The plan isn't specific to Craters of the Moon, but will apply to 10 units of the national park system in the Northern Rocky Mountains region.
"We'd like to know how you think we should manage invasive plans within the parks," said Doug Neighbor, superintendent at Craters of the Moon.
Neighbor said the National Park Service is soliciting input to determine issues important for inclusion in an environmental impact analysis that will consider the potential impacts of the plan.
Other parks included in the plan are Montana's Big Hole National Battlefield, Grant-Kohrs Ranch National Historic Site, Little Bighorn Battlefield National Monument, Bear Paw Battlefield Site, Idaho's City of Rocks National Reserve, Hagerman Fossil Beds National Monument, Minidoka Internment National Monument, Wyoming's Fossil Butte National Monument and Utah's Golden Spike National Historic Site.
The Park Service is asking the public to submit comments by March 15. They can be mailed to Superintendent Doug Neighbor, Craters of the Moon National Monument and Preserve, Box 29, Arco, ID 83213.
The plan can be viewed online at parkplanning.nps.gov/gosp. Click on "Northern Rocky Mountain Invasive Plant Management Plan/Environmental Compliance" to view the plan.
Post by Diane Merkel on Feb 12, 2008 10:14:57 GMT -5
Thanks to Bob Reece at Friends, you can read a report describing how the vegetation has changed on the battlefield since 1876.
Indian accounts describe warriors hidden in the tall grass and behind sagebrush as they crawled toward, and fired upon, the soldiers. How many of you that stand on Last Stand Hill think you’re looking at the species of sagebrush described by the Indians? The report explains that this particular species of sagebrush was destroyed in the 1983 fire and it might be 200 years before we see it again!

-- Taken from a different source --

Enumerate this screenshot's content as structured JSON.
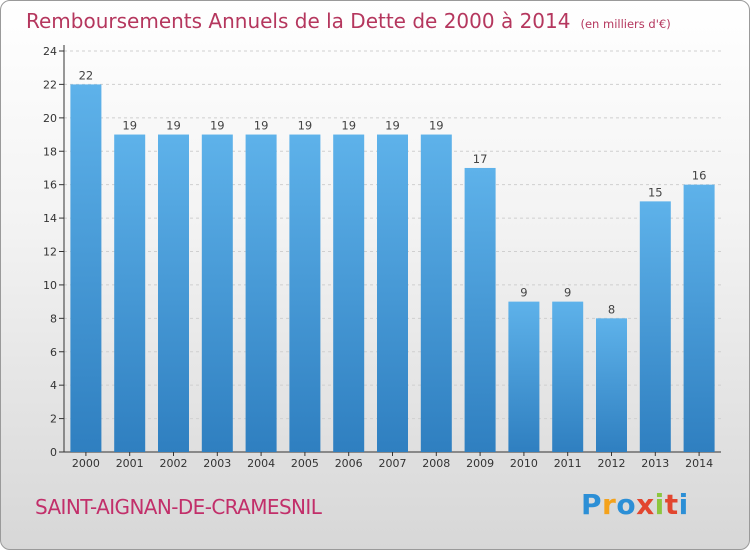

1. The 1983 battlefield fire was of a limited area. Should be plenty of nearby areas where the original sagebrush is.
2. Regarding skunks. They say you will smell them long before you see them. My experience is you will see skunks long before you smell them unless you or someone or something gets close enough to excite a spray out of them. Getting run over on the highway seems to scare the spray out of them. Skunks are nocturnal, if you see one during the day, be worried about it being rabid. During late fall skunks are on the move looking for warm habitat. Rattlesnakes, also nocturnal, use old skunk holes for habitat. Just a reminder to be careful about what may be lurking behind that sagebrush you are walking by but usually not a problem during the day.
BTW, I hear the alligators in Florida will lurk around behind the sagebrush also!
We have an antique house with a foundation of rubble (stones, of various sizes supporting it). There are a number of areas where animals, including skunks can gain access to the crawl space underneath the house.
Let me tell you. I notice skunks smell and I don't even see them as they try to find a place to hide/rest/nest.
Post by lilsandbay on Mar 14, 2008 11:39:00 GMT -5
Diane Interesting you should mention the Bob Reece comment re the present sagebrush and tall grass differences from the original Indian comments. I suspect my relations were looking for cover and not concealment. The concealment ends when they touch off that first black powder charge, and of course sagebrush and tall grass make terrible cover.